Autre avantage : le balado est devenu, sans que ce soit prévu, une vitrine pour sa pièce. « Plusieurs personnes m’ont confirmé vouloir voir la pièce parce qu’elles ont écouté le balado », rapporte Camille Paré-Poirier.
C’est tellement dommage d’investir autant d’années de recherche dans une histoire pour que 80 % de la société n’en entende jamais parler
D’autres pièces ayant eu une vie en baladodiffusion avant leur tournée en salle ont observé les mêmes avantages. « Certains vont penser qu’on vend tous les punchs en sortant le balado en premier. Mais au contraire, on donne envie au public de voir la pièce », indique la comédienne Marie-Joanne Boucher, qui coanime le balado Projet Polytechnique. Faire face. « D’autant plus que ce sont deux objets différents. Le balado s’intéresse surtout à notre démarche. La pièce n’est pas identique, même si elle a été nourrie et influencée par le balado. »
Marie-Joanne Boucher estime même que ce trajet balado-théâtre peut contribuer à créer de nouveaux publics pour le théâtre.
Alex Ivanovici, cofondateur et associé artistique de la compagnie Porte Parole, qui a produit la pièce, abonde dans son sens. Il a constaté la même situation avec J’aime Hydro. Certes, dans ce cas-ci, la pièce avait d’abord eu une vie sur scène avant d’être déclinée en balado. Mais lorsque la pièce est repartie en tournée, l’engouement était d’autant plus fort. « On a vu les gens attendre la prochaine tournée avec impatience après avoir découvert le balado, qui a été écouté par des centaines de milliers de personnes. Et ce ne sont pas forcément des gens qui seraient allés voir la pièce en salle à ses débuts », explique-t-il.
Une autre vie numérique
Mais pour Porte Parole, investir aujourd’hui dans la baladodiffusion n’a pas pour unique but de convaincre les gens de se déplacer dans les salles de théâtre. Il y a surtout une volonté de donner une seconde vie aux histoires ainsi de leur permettre d’atteindre un plus large public.

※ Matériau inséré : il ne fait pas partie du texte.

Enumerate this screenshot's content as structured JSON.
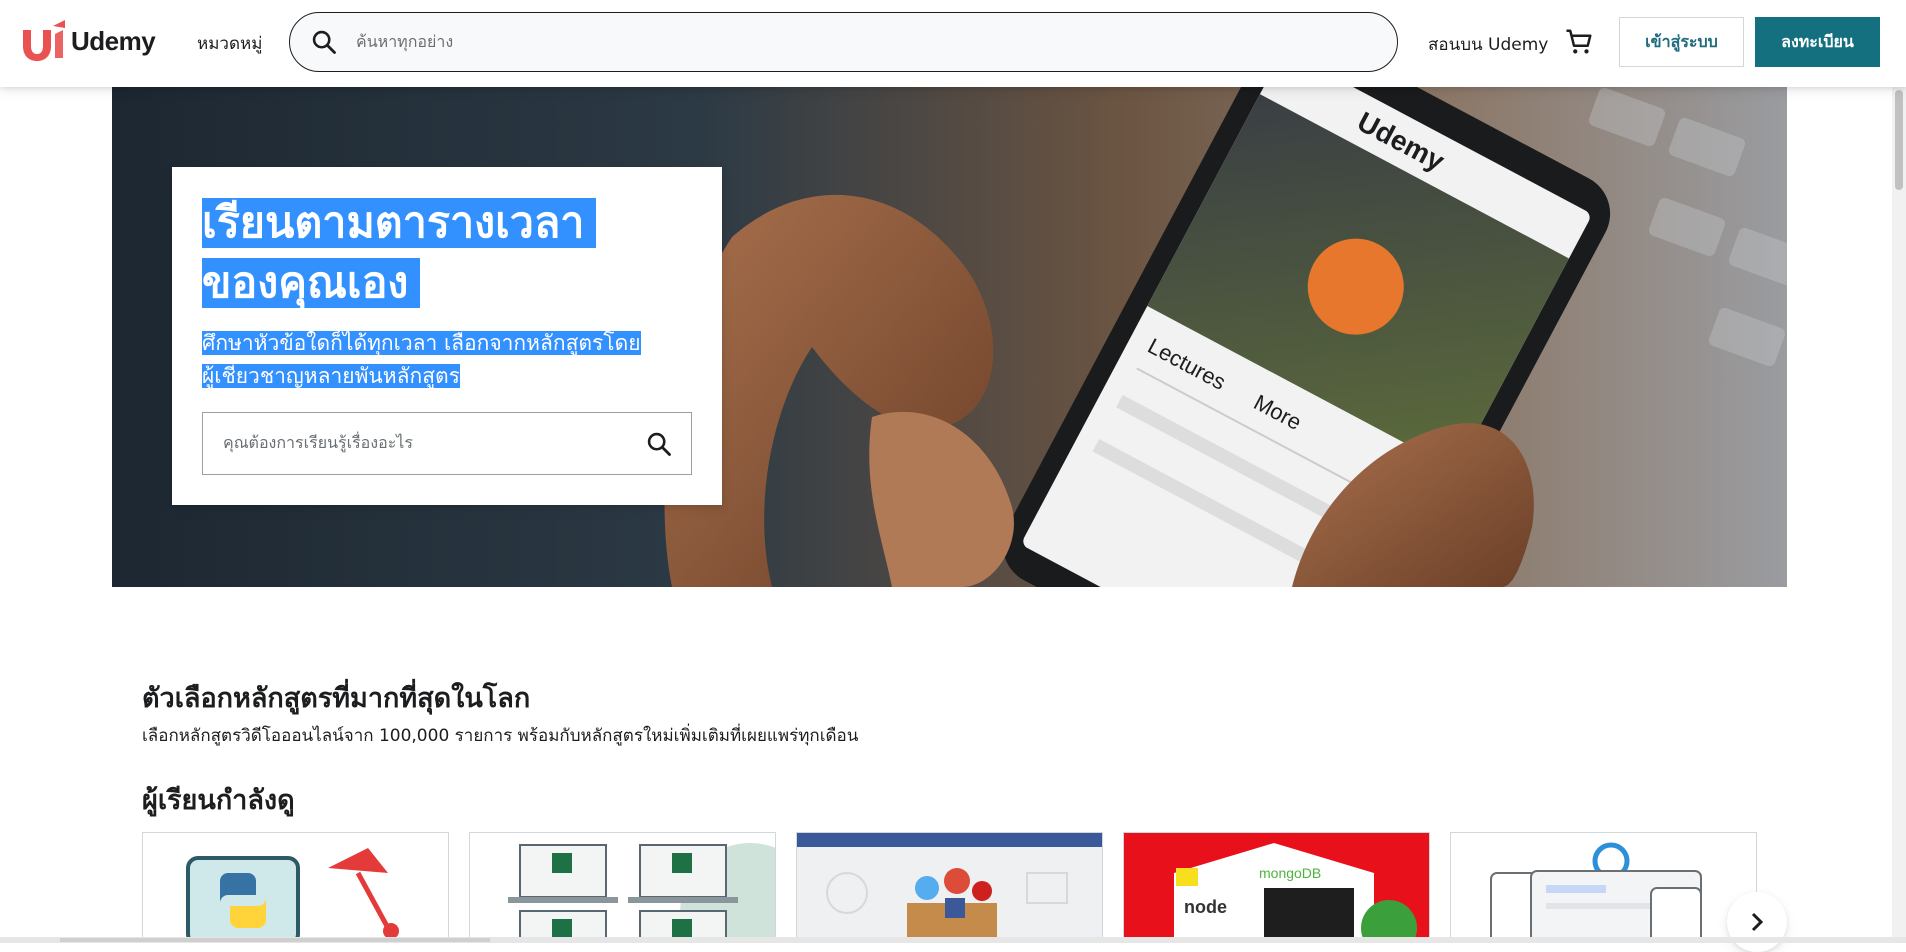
{
  "header": {
    "logo_text": "Udemy",
    "categories_label": "หมวดหมู่",
    "search_placeholder": "ค้นหาทุกอย่าง",
    "teach_label": "สอนบน Udemy",
    "login_label": "เข้าสู่ระบบ",
    "signup_label": "ลงทะเบียน",
    "icons": {
      "search": "search-icon",
      "cart": "cart-icon"
    }
  },
  "hero": {
    "title_line1": "เรียนตามตารางเวลา",
    "title_line2": "ของคุณเอง",
    "subtitle_line1": "ศึกษาหัวข้อใดก็ได้ทุกเวลา เลือกจากหลักสูตรโดย",
    "subtitle_line2": "ผู้เชี่ยวชาญหลายพันหลักสูตร",
    "search_placeholder": "คุณต้องการเรียนรู้เรื่องอะไร",
    "phone_brand": "Udemy",
    "phone_tabs": [
      "Lectures",
      "More"
    ]
  },
  "section": {
    "title": "ตัวเลือกหลักสูตรที่มากที่สุดในโลก",
    "description": "เลือกหลักสูตรวิดีโอออนไลน์จาก 100,000 รายการ พร้อมกับหลักสูตรใหม่เพิ่มเติมที่เผยแพร่ทุกเดือน",
    "students_title": "ผู้เรียนกำลังดู"
  },
  "courses": [
    {
      "name": "python-course-card"
    },
    {
      "name": "excel-course-card"
    },
    {
      "name": "social-media-course-card"
    },
    {
      "name": "web-dev-course-card"
    },
    {
      "name": "ui-design-course-card"
    }
  ],
  "colors": {
    "brand": "#a435f0",
    "logo_red": "#ea5252",
    "selection": "#3390ff",
    "signup_bg": "#14707f"
  }
}
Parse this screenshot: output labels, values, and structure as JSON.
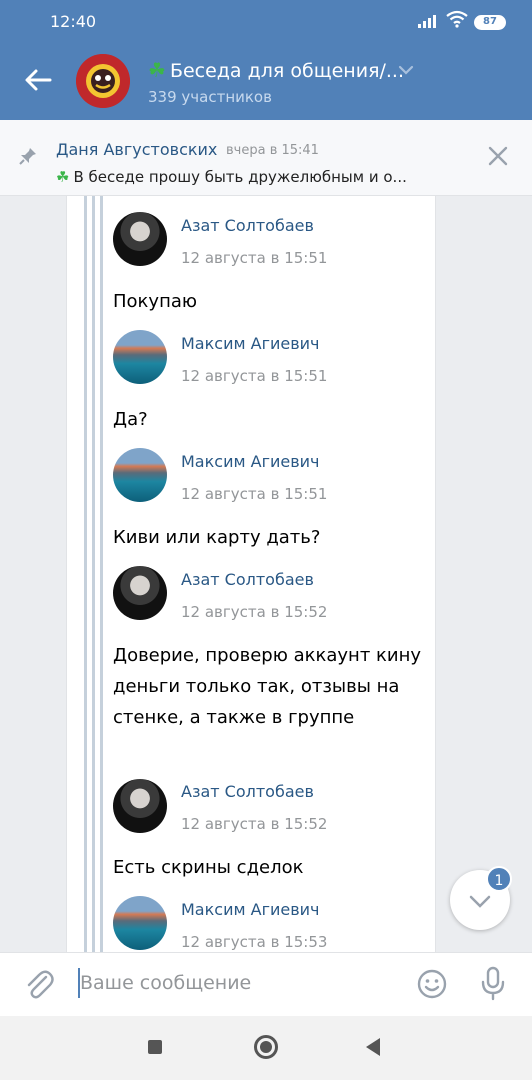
{
  "status_bar": {
    "time": "12:40",
    "battery": "87"
  },
  "header": {
    "title": "Беседа для общения/...",
    "subtitle": "339 участников",
    "title_icon": "clover-icon"
  },
  "pinned": {
    "author": "Даня Августовских",
    "date": "вчера в 15:41",
    "text": "В беседе прошу быть дружелюбным и о..."
  },
  "messages": [
    {
      "author": "Азат Солтобаев",
      "date": "12 августа в 15:51",
      "text": "Покупаю",
      "avatar": "man-photo"
    },
    {
      "author": "Максим Агиевич",
      "date": "12 августа в 15:51",
      "text": "Да?",
      "avatar": "lake-photo"
    },
    {
      "author": "Максим Агиевич",
      "date": "12 августа в 15:51",
      "text": "Киви или карту дать?",
      "avatar": "lake-photo"
    },
    {
      "author": "Азат Солтобаев",
      "date": "12 августа в 15:52",
      "text": "Доверие, проверю аккаунт кину деньги только так, отзывы на стенке, а также в группе",
      "avatar": "man-photo"
    },
    {
      "author": "Азат Солтобаев",
      "date": "12 августа в 15:52",
      "text": "Есть скрины сделок",
      "avatar": "man-photo"
    },
    {
      "author": "Максим Агиевич",
      "date": "12 августа в 15:53",
      "text": "",
      "avatar": "lake-photo"
    }
  ],
  "scroll_button": {
    "badge": "1"
  },
  "composer": {
    "placeholder": "Ваше сообщение"
  },
  "colors": {
    "accent": "#5181b8",
    "link": "#2a5885",
    "muted": "#939699"
  }
}
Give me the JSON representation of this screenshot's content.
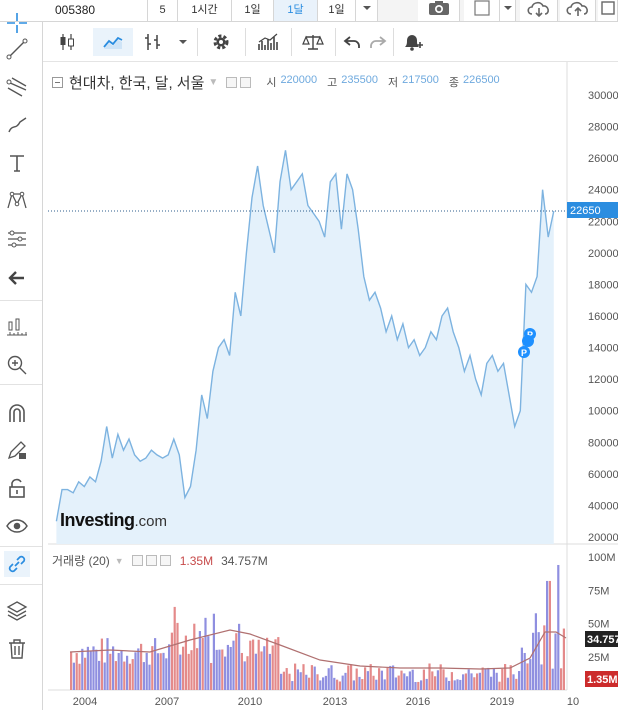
{
  "toolbar": {
    "symbol": "005380",
    "tf_5": "5",
    "tf_1h": "1시간",
    "tf_1d": "1일",
    "tf_1m": "1달",
    "tf_selected": "1일"
  },
  "legend": {
    "title": "현대차, 한국, 달, 서울",
    "open_label": "시",
    "open": "220000",
    "high_label": "고",
    "high": "235500",
    "low_label": "저",
    "low": "217500",
    "close_label": "종",
    "close": "226500"
  },
  "volume_legend": {
    "title": "거래량 (20)",
    "current": "1.35M",
    "ma": "34.757M"
  },
  "brand": {
    "name": "Investing",
    "suffix": ".com"
  },
  "price_badge": "22650",
  "vol_badge_ma": "34.757",
  "vol_badge_cur": "1.35M",
  "colors": {
    "line": "#7db3e0",
    "area": "#e4f1fb",
    "accent": "#2b8de0",
    "vol_up": "#e48a8a",
    "vol_down": "#8f8fe0",
    "badge_red": "#cc2b2b",
    "badge_black": "#222222"
  },
  "chart_data": [
    {
      "type": "area",
      "title": "",
      "y_ticks": [
        "30000",
        "28000",
        "26000",
        "24000",
        "22000",
        "20000",
        "18000",
        "16000",
        "14000",
        "12000",
        "10000",
        "80000",
        "60000",
        "40000",
        "20000"
      ],
      "x_ticks": [
        "2004",
        "2007",
        "2010",
        "2013",
        "2016",
        "2019",
        "10"
      ],
      "ylim": [
        20000,
        300000
      ],
      "last_value": 226500,
      "series": [
        {
          "x": [
            2003.7,
            2003.9,
            2004.1,
            2004.3,
            2004.5,
            2004.7,
            2004.9,
            2005.1,
            2005.3,
            2005.5,
            2005.7,
            2005.9,
            2006.1,
            2006.3,
            2006.5,
            2006.7,
            2006.9,
            2007.1,
            2007.3,
            2007.5,
            2007.7,
            2007.9,
            2008.1,
            2008.3,
            2008.5,
            2008.7,
            2008.9,
            2009.1,
            2009.3,
            2009.5,
            2009.7,
            2009.9,
            2010.1,
            2010.3,
            2010.5,
            2010.7,
            2010.9,
            2011.1,
            2011.3,
            2011.5,
            2011.7,
            2011.9,
            2012.1,
            2012.3,
            2012.5,
            2012.7,
            2012.9,
            2013.1,
            2013.3,
            2013.5,
            2013.7,
            2013.9,
            2014.1,
            2014.3,
            2014.5,
            2014.7,
            2014.9,
            2015.1,
            2015.3,
            2015.5,
            2015.7,
            2015.9,
            2016.1,
            2016.3,
            2016.5,
            2016.7,
            2016.9,
            2017.1,
            2017.3,
            2017.5,
            2017.7,
            2017.9,
            2018.1,
            2018.3,
            2018.5,
            2018.7,
            2018.9,
            2019.1,
            2019.3,
            2019.5,
            2019.7,
            2019.9,
            2020.1,
            2020.3,
            2020.5,
            2020.7,
            2020.9,
            2021.1,
            2021.3,
            2021.5
          ],
          "y": [
            30000,
            50000,
            50000,
            48000,
            55000,
            52000,
            58000,
            55000,
            68000,
            90000,
            70000,
            85000,
            75000,
            82000,
            72000,
            68000,
            70000,
            75000,
            72000,
            70000,
            72000,
            82000,
            72000,
            45000,
            52000,
            75000,
            110000,
            95000,
            125000,
            140000,
            145000,
            135000,
            175000,
            160000,
            200000,
            235000,
            255000,
            230000,
            215000,
            200000,
            245000,
            265000,
            240000,
            245000,
            250000,
            230000,
            225000,
            220000,
            210000,
            245000,
            250000,
            215000,
            250000,
            240000,
            215000,
            185000,
            170000,
            175000,
            165000,
            150000,
            160000,
            145000,
            155000,
            140000,
            145000,
            135000,
            140000,
            150000,
            145000,
            160000,
            165000,
            150000,
            140000,
            125000,
            135000,
            120000,
            110000,
            130000,
            135000,
            125000,
            130000,
            110000,
            90000,
            100000,
            180000,
            175000,
            185000,
            240000,
            210000,
            226500
          ]
        }
      ]
    },
    {
      "type": "bar",
      "title": "거래량 (20)",
      "y_ticks": [
        "100M",
        "75M",
        "50M",
        "25M"
      ],
      "ylim": [
        0,
        100
      ],
      "current": 1.35,
      "ma": 34.757
    }
  ]
}
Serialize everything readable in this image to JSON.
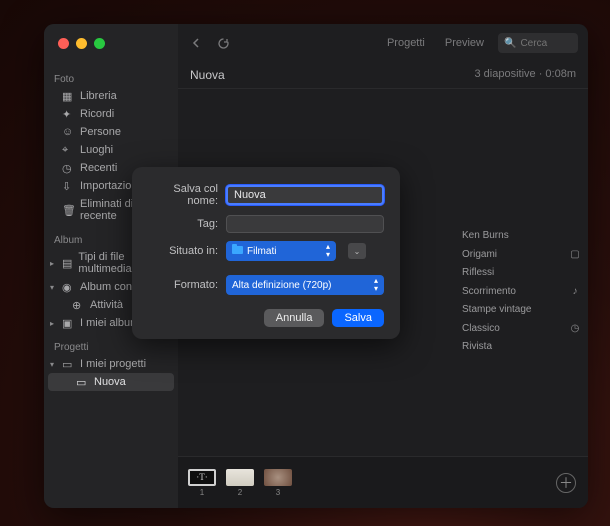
{
  "sidebar": {
    "sections": {
      "foto": {
        "title": "Foto",
        "items": [
          {
            "label": "Libreria"
          },
          {
            "label": "Ricordi"
          },
          {
            "label": "Persone"
          },
          {
            "label": "Luoghi"
          },
          {
            "label": "Recenti"
          },
          {
            "label": "Importazioni"
          },
          {
            "label": "Eliminati di recente"
          }
        ]
      },
      "album": {
        "title": "Album",
        "items": [
          {
            "label": "Tipi di file multimediali"
          },
          {
            "label": "Album condivisi"
          },
          {
            "label": "Attività"
          },
          {
            "label": "I miei album"
          }
        ]
      },
      "progetti": {
        "title": "Progetti",
        "items": [
          {
            "label": "I miei progetti"
          },
          {
            "label": "Nuova"
          }
        ]
      }
    }
  },
  "toolbar": {
    "tabs": {
      "progetti": "Progetti",
      "preview": "Preview"
    },
    "search_placeholder": "Cerca"
  },
  "header": {
    "title": "Nuova",
    "meta": "3 diapositive · 0:08m"
  },
  "themes": {
    "items": [
      {
        "label": "Ken Burns"
      },
      {
        "label": "Origami"
      },
      {
        "label": "Riflessi"
      },
      {
        "label": "Scorrimento"
      },
      {
        "label": "Stampe vintage"
      },
      {
        "label": "Classico"
      },
      {
        "label": "Rivista"
      }
    ]
  },
  "filmstrip": {
    "thumbs": [
      {
        "n": "1"
      },
      {
        "n": "2"
      },
      {
        "n": "3"
      }
    ]
  },
  "sheet": {
    "name_label": "Salva col nome:",
    "name_value": "Nuova",
    "tag_label": "Tag:",
    "tag_value": "",
    "location_label": "Situato in:",
    "location_value": "Filmati",
    "format_label": "Formato:",
    "format_value": "Alta definizione (720p)",
    "cancel": "Annulla",
    "save": "Salva"
  }
}
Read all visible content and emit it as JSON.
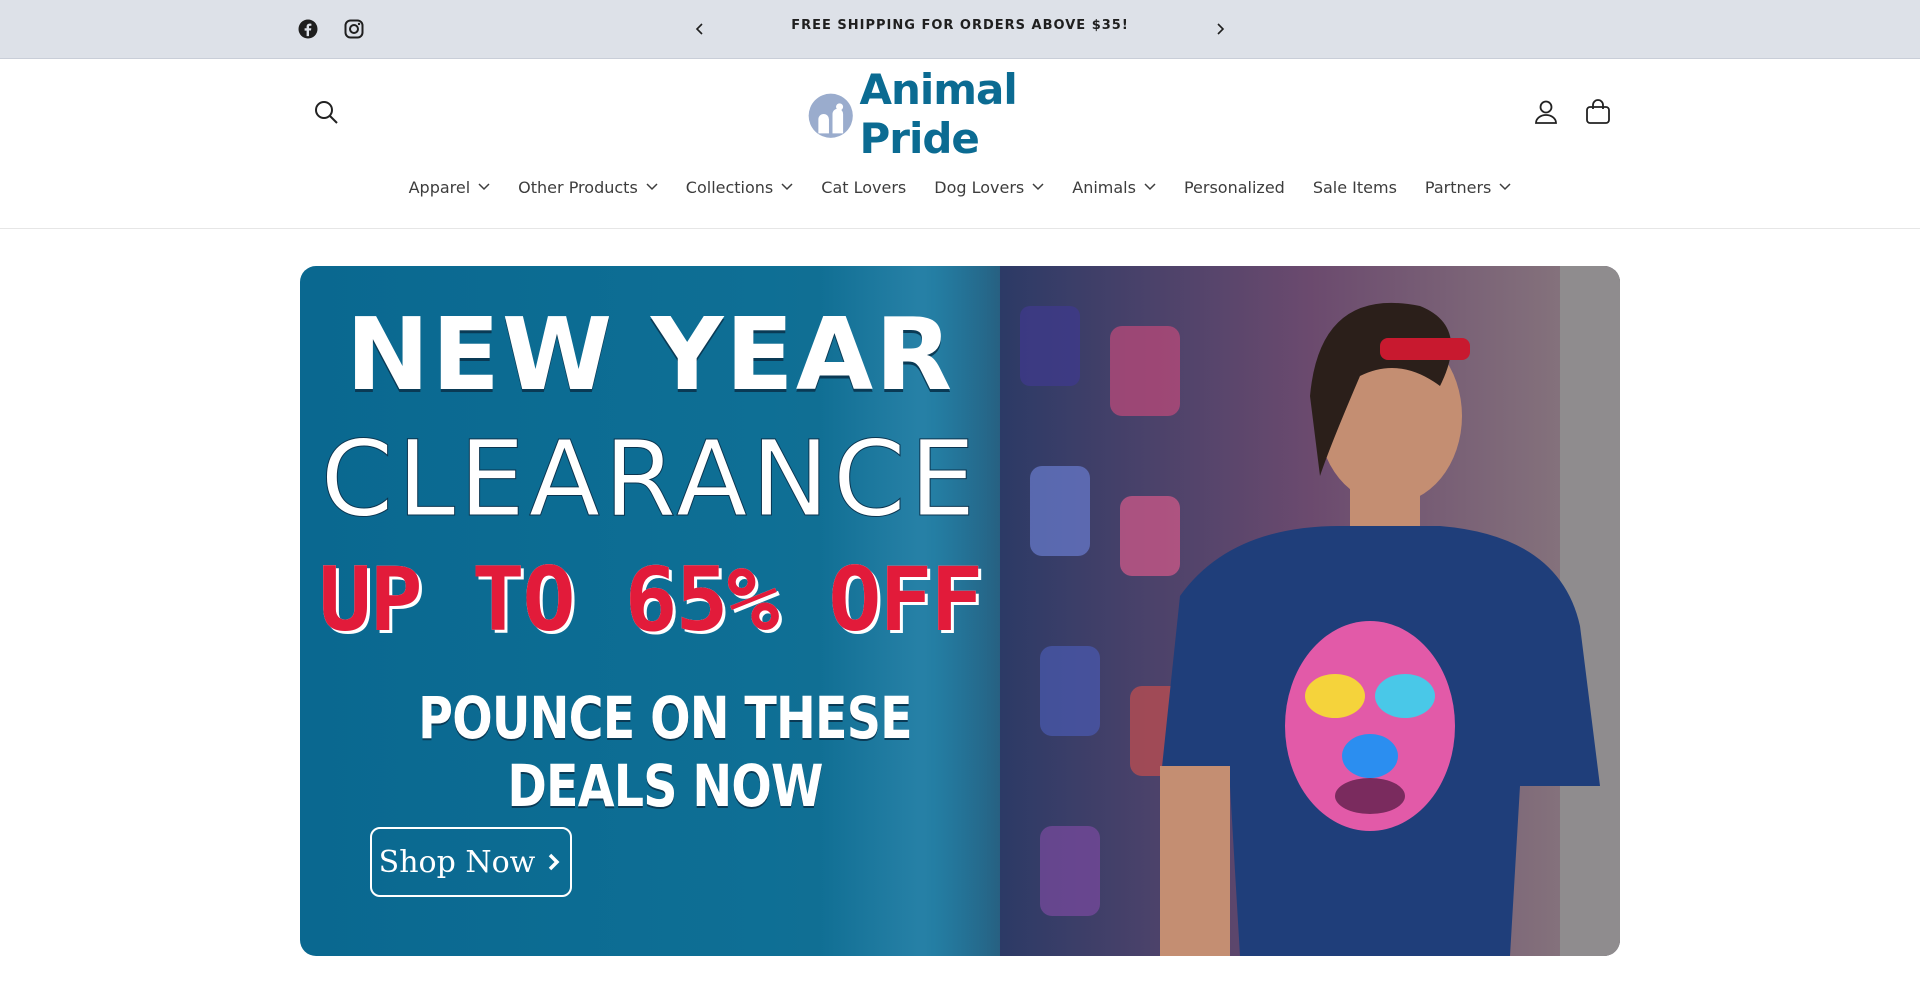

« C’est tellement dommage d’investir autant d’années de recherche dans une histoire pour que 80 % de la société n’en entende jamais parler. Beaucoup de gens ne vont et n’iront jamais au théâtre. Il faut donc les rejoindre là où ils sont, en ligne », soutient la dramaturge Annabel Soutar, aussi cofondatrice de la compagnie.
Son équipe cherche désormais à élaborer systématiquement une « vision multiplateforme » pour chacun des projets. En plus de s’intéresser à la baladodiffusion, Porte Parole développe présentement un format adapté à l’écran. « L’objectif, c’est de présenter à la télé — ou sur une plateforme de visionnement — une pièce de théâtre documentaire jouée par une troupe de comédiens. Ensuite, il y aura deux rassemblements à Montréal et Québec pour recueillir les témoignages de citoyens, puisque c’est un enjeu qui touche à peu près tout le monde. Et après, il y aura une adaptation sur scène », explique Alex Ivanovici, sans pouvoir donner davantage de détails sur le projet pour le moment.
« Il y a un réel changement de paradigme. Depuis longtemps, on se réjouit de la qualité éphémère du théâtre, mais n’est-ce pas finalement une tragédie ? » conclut-il.